Once the effects of the anaesthetic and nerve block have worn off pain killers will be used to control your pain. You will be required to wear a sling for up to 2-3 weeks following your surgery. Full recovery from Latarjet shoulder stabilisation surgery can take up to 3-6 months. Avoid forced gripping or heavy lifting for 2-3 weeks.
In terms of returning to work it will depend on your work environment. Returning to heavy manual labour should be prevented for approximately 8 weeks. Early return to heavy work may cause problems with your recovery. You will be given advice on your own particular situation.
You will be reviewed by your consultant approximately 6-8 weeks after your surgery. Immediately after your surgery you will be referred for outpatient physiotherapy. If you are a private patient you will be able to back to your original physiotherapist out in the community if you wish. However, if you are an NHS patient then your physiotherapy will be set up as part of your post-operative care in house.

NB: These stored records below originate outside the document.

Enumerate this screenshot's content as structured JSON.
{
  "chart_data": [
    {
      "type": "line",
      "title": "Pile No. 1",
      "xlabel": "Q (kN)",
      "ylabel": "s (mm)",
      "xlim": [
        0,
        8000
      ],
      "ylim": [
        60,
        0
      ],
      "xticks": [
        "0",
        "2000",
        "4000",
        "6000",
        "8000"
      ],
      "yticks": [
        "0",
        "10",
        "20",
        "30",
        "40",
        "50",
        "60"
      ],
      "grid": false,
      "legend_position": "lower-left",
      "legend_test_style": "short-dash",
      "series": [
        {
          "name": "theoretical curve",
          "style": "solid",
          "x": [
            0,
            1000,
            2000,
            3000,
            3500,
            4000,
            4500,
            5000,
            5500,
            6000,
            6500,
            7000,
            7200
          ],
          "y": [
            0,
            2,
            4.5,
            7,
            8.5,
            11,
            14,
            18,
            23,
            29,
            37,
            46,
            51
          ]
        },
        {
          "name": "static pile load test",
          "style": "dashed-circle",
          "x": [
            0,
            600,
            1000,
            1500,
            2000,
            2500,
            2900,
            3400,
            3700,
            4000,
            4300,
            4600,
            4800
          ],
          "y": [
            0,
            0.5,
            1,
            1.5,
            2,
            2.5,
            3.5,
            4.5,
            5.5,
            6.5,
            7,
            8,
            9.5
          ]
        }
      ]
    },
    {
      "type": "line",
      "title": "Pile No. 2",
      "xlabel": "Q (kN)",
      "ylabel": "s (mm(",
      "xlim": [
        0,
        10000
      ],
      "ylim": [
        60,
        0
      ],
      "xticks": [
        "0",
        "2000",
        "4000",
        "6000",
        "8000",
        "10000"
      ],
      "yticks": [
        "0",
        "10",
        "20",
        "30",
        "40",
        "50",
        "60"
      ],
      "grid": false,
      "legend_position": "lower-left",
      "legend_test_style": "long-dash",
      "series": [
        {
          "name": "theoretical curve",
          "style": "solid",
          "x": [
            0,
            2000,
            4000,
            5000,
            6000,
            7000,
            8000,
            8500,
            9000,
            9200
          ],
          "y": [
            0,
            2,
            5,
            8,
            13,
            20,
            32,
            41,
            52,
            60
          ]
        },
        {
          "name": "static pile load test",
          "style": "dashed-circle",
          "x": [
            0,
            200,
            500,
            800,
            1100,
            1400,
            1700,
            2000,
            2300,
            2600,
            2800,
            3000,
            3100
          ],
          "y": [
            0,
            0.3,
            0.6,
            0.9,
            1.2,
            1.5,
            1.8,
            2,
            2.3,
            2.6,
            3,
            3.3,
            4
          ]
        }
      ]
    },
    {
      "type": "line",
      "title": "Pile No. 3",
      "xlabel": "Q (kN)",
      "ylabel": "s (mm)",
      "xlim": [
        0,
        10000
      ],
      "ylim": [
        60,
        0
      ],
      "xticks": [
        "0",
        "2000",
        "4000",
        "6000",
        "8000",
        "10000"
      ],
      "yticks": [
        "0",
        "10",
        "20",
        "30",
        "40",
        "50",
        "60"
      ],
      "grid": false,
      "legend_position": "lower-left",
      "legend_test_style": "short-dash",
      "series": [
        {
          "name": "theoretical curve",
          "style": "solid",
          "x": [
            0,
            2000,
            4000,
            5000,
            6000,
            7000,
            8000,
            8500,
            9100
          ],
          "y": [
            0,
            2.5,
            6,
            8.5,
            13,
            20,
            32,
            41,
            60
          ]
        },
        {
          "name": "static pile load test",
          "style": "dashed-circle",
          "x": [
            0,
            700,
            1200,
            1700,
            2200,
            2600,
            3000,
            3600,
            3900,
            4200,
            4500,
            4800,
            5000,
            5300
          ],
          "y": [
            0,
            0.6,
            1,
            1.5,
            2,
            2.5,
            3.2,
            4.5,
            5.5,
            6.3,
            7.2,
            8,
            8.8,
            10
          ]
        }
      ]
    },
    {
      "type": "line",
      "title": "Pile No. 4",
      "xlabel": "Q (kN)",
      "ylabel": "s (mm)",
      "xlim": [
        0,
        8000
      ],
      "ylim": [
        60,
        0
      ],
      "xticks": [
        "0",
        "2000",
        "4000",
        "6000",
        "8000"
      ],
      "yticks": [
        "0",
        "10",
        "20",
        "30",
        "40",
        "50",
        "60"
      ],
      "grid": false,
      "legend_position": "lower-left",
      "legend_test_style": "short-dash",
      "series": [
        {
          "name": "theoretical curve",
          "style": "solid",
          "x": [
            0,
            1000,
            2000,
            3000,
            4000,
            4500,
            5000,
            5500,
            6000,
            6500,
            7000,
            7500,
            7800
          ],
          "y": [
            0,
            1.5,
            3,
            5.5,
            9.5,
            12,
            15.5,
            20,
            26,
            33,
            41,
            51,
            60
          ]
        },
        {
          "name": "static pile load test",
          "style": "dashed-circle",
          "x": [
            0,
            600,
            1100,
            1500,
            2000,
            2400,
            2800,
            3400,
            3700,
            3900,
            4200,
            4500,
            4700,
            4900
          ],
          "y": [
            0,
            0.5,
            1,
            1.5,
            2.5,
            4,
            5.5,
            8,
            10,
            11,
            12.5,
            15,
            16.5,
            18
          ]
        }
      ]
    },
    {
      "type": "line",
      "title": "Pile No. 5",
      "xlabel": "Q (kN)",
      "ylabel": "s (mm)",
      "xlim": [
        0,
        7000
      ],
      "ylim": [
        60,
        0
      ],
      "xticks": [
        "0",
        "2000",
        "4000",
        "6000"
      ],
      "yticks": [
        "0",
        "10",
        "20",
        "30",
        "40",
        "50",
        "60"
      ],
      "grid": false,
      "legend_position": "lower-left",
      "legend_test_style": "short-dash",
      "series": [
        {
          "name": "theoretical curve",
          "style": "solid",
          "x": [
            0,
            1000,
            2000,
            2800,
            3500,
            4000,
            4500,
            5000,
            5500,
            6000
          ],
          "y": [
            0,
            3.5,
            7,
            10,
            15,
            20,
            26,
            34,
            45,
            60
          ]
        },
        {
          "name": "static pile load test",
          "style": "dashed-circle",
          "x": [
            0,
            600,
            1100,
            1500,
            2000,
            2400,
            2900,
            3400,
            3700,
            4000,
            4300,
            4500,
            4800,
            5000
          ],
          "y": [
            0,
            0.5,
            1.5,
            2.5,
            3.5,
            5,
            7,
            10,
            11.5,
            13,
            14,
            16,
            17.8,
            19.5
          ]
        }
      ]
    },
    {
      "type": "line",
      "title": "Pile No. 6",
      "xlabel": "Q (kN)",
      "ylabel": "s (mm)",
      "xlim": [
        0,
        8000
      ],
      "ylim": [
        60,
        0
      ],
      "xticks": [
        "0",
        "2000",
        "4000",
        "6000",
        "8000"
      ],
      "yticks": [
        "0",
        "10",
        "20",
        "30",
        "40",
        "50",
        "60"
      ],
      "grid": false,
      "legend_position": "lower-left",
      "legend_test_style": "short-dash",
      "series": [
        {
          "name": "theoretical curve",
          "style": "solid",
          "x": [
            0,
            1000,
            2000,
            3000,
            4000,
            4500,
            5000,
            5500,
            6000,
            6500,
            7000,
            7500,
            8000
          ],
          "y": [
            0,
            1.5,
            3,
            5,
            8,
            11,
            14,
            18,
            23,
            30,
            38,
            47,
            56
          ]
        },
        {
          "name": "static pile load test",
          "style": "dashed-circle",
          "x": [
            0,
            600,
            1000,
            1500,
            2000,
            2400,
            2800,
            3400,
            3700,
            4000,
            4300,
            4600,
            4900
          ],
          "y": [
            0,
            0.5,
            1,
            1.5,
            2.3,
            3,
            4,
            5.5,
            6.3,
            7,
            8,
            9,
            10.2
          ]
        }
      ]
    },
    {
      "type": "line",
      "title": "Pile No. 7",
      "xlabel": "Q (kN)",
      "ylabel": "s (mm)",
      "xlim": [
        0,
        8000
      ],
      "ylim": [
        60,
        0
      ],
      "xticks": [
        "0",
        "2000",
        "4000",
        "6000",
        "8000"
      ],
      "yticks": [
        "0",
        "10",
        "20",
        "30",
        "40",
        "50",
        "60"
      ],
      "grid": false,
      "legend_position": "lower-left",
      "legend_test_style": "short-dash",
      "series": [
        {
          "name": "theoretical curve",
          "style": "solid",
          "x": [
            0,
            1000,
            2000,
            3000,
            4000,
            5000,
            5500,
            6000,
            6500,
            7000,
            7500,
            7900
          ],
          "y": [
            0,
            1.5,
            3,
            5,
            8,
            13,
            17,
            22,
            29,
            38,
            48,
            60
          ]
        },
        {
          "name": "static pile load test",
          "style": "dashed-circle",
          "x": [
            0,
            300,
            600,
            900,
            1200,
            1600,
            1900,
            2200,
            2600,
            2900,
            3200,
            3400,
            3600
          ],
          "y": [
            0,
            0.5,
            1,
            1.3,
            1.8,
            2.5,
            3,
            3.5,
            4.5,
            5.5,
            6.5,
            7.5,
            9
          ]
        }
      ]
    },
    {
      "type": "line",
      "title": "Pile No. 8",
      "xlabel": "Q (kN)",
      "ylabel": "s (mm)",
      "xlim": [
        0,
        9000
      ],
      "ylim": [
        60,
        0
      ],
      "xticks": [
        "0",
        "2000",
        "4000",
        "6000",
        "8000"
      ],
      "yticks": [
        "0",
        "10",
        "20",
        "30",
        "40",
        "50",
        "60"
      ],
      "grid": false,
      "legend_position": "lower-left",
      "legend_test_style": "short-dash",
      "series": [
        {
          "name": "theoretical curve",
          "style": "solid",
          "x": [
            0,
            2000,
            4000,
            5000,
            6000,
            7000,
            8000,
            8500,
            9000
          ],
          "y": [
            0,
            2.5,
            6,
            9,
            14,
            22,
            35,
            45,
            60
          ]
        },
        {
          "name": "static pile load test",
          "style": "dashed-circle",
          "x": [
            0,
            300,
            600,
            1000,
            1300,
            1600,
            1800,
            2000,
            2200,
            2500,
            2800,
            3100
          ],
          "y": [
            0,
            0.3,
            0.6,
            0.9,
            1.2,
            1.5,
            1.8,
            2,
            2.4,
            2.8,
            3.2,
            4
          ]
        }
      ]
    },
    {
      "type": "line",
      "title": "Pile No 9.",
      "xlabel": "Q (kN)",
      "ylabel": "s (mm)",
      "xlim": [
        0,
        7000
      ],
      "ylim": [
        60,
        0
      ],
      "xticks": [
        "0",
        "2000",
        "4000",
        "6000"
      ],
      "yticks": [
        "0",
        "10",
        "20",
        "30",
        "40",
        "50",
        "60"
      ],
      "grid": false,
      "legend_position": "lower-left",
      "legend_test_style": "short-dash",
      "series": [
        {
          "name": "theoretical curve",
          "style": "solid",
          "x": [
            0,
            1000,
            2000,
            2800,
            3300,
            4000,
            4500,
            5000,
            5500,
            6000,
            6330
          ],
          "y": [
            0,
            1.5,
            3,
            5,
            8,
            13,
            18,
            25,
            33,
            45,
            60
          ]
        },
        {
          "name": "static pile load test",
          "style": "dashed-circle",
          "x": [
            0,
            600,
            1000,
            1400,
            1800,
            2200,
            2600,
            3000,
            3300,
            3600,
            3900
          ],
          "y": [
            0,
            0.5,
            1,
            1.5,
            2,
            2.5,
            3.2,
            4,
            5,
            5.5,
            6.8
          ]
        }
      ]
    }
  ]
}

You will follow a regimented physiotherapy programme that will allow you to start to regain movement in your shoulder and then strengthen the muscles in order to return to all of your normal activities as follows;
- 0-3 weeks: Surgical site protection, ice, compression, elevation, pain relief, pendular shoulder exercises, active assisted range of movement below shoulder height, maintenance exercises for the elbow, wrist and hand.
- 3-6 weeks: Progression to active range of movement exercises below shoulder height, gentle isometric strengthening exercises, scapular setting exercises and weaning off of the sling.
- 6-12 weeks: Continued range of movement and stretching exercises to regain full shoulder range of movement, emphasis on strengthening exercises for the shoulder and rotator cuff and progressive resistance exercises, function activities including those related to work or leisure activities that you are aiming to return to.